BREAKING NEWS; My latest Newcastle United tickets just the £71 (plus booking fee!) each – What hope for the future?

The tickets came courtesy of my mate Dave, the Fulham fan, for our match at Craven Cottage on Saturday 6 April.

We are just next to the official Newcastle United away section, adult tickets priced at just the £71 (plus booking fee), the cheapest(!) match by match ticket price at Fulham (Those NUFC fans with official away tickets paying only £30 for the same view in the Putney end at Craven Cottage as ourselves paying £71, due to the Premier League price cap for away supporters).

Fulham are a bit of an odd club and not really big enough for Premier League status in my opinion.

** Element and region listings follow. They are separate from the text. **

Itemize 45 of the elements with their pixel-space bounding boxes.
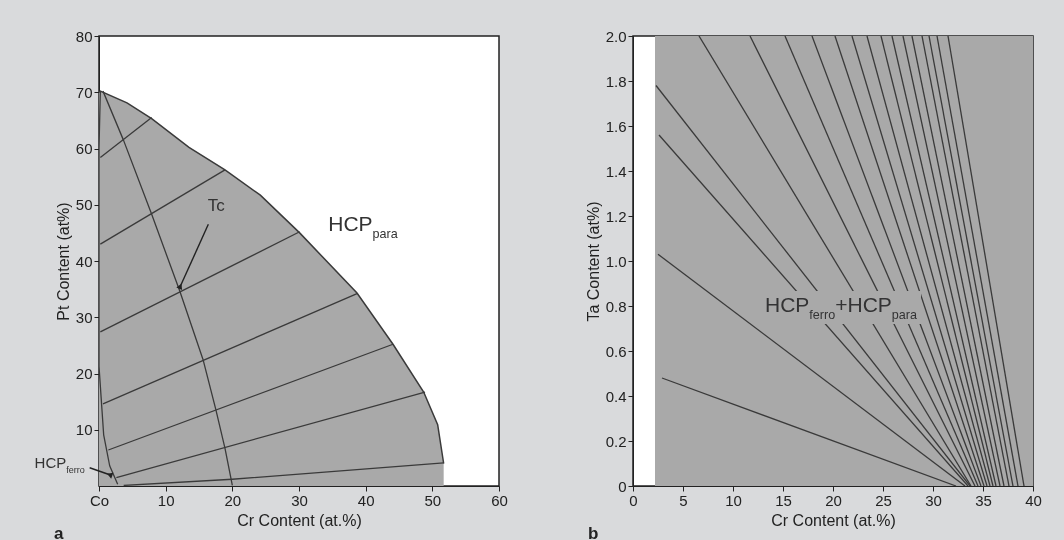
annotation: HCP$_{ferro}$ <box>34 453 85 475</box>
x-tick-label: 30 <box>291 491 308 509</box>
y-tick-label: 1.0 <box>605 252 627 270</box>
y-tick-label: 10 <box>75 421 93 439</box>
x-axis-title: Cr Content (at.%) <box>771 511 896 529</box>
y-tick-label: 80 <box>75 27 93 45</box>
y-tick-label: 0 <box>618 477 627 495</box>
x-tick-label: 35 <box>975 491 992 509</box>
y-tick-label: 2.0 <box>605 27 627 45</box>
y-tick-label: 20 <box>75 365 93 382</box>
y-tick-label: 1.2 <box>605 207 627 225</box>
x-tick-label: 0 <box>629 491 638 509</box>
x-tick-label: 5 <box>679 491 688 509</box>
y-tick-label: 30 <box>75 308 93 326</box>
y-tick-label: 1.8 <box>605 72 627 90</box>
x-tick-label: 40 <box>357 491 375 509</box>
x-tick-label: 50 <box>424 491 442 509</box>
x-tick-label: Co <box>89 491 110 509</box>
annotation: HCP$_{ferro}$+HCP$_{para}$ <box>764 293 918 322</box>
annotation: Tc <box>207 196 226 216</box>
y-axis-title: Ta Content (at%) <box>584 201 602 322</box>
y-tick-label: 0.2 <box>605 432 627 450</box>
y-tick-label: 60 <box>75 140 93 157</box>
annotation: HCP$_{para}$ <box>328 212 398 241</box>
x-tick-label: 25 <box>875 491 892 509</box>
y-tick-label: 0.6 <box>605 342 627 360</box>
x-tick-label: 60 <box>491 491 508 509</box>
y-tick-label: 40 <box>75 252 93 270</box>
x-axis-title: Cr Content (at.%) <box>237 511 362 529</box>
y-tick-label: 1.6 <box>605 117 627 135</box>
x-tick-label: 20 <box>825 491 842 509</box>
x-tick-label: 15 <box>775 491 792 509</box>
text: b <box>588 524 599 540</box>
x-tick-label: 40 <box>1025 491 1042 509</box>
y-tick-label: 70 <box>75 83 93 101</box>
x-tick-label: 20 <box>224 491 242 509</box>
x-tick-label: 10 <box>157 491 175 509</box>
y-tick-label: 50 <box>75 196 93 214</box>
text: a <box>54 524 64 540</box>
x-tick-label: 10 <box>725 491 742 509</box>
y-tick-label: 0.4 <box>605 387 627 405</box>
x-tick-label: 30 <box>925 491 942 509</box>
y-tick-label: 1.4 <box>605 162 627 180</box>
y-axis-title: Pt Content (at%) <box>54 202 72 321</box>
y-tick-label: 0.8 <box>605 297 627 315</box>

I did work with youngsters in Hammersmith and Fulham once but most of the working class kids were QPR or Man U and that was some twenty plus years ago. I think the only kid I have met who claimed allegiance to Fulham was my mate’s son Albert.

So how do Fulham justify the ticket price without a decent Premier League fanbase?

Maybe because their lack of fans means relying on football tourism that will pay the price for a Premier League experience. Or maybe their owners are experimenting and chancing it on people willing to cough up the big money for a big game.

This though is clearly not a way of gaining new supporters through attracting young people, who will feel attached to the club and follow them when times are not so good.

Back in the eighties me and my mates would turn up and pay to stand in the pen next to the away supporters in the Leazes end. We would have had a few beers around the Haymarket (The City Tavern, Farmers Rest etc) but even if you missed the pre game beers, you knew where the lads would be on the terrace to catch up with them.

When I look back on that time, I am sure we were just as obnoxious and unpleasant as the teenagers who now inhabit Level 7 at St James’ Park these days. My son refuses to have a haircut, purely on the basis that I tell him he needs one AND he is not even a teenager yet!

However, times change and some forty years after my teenage years, youngsters’ life experiences are different.

So, what is going to stop youngsters being priced out of the game and hence alienating the next generation of working class kids attending the people’s game?

There have been articles and debate on The Mag recently about a new stadium. We now know St James’ Park is not fit for purpose and anyone who has been to the new Spurs stadium will concur.

We need a new stadium that can accommodate everyone.

When the small “c” conservative liberals start to petition against a new stadium being built on a miniscule area of rundown freehold land, compared to the vast area that there is, we need to rally the people against them and ensure Newcastle United have the best stadium in this country.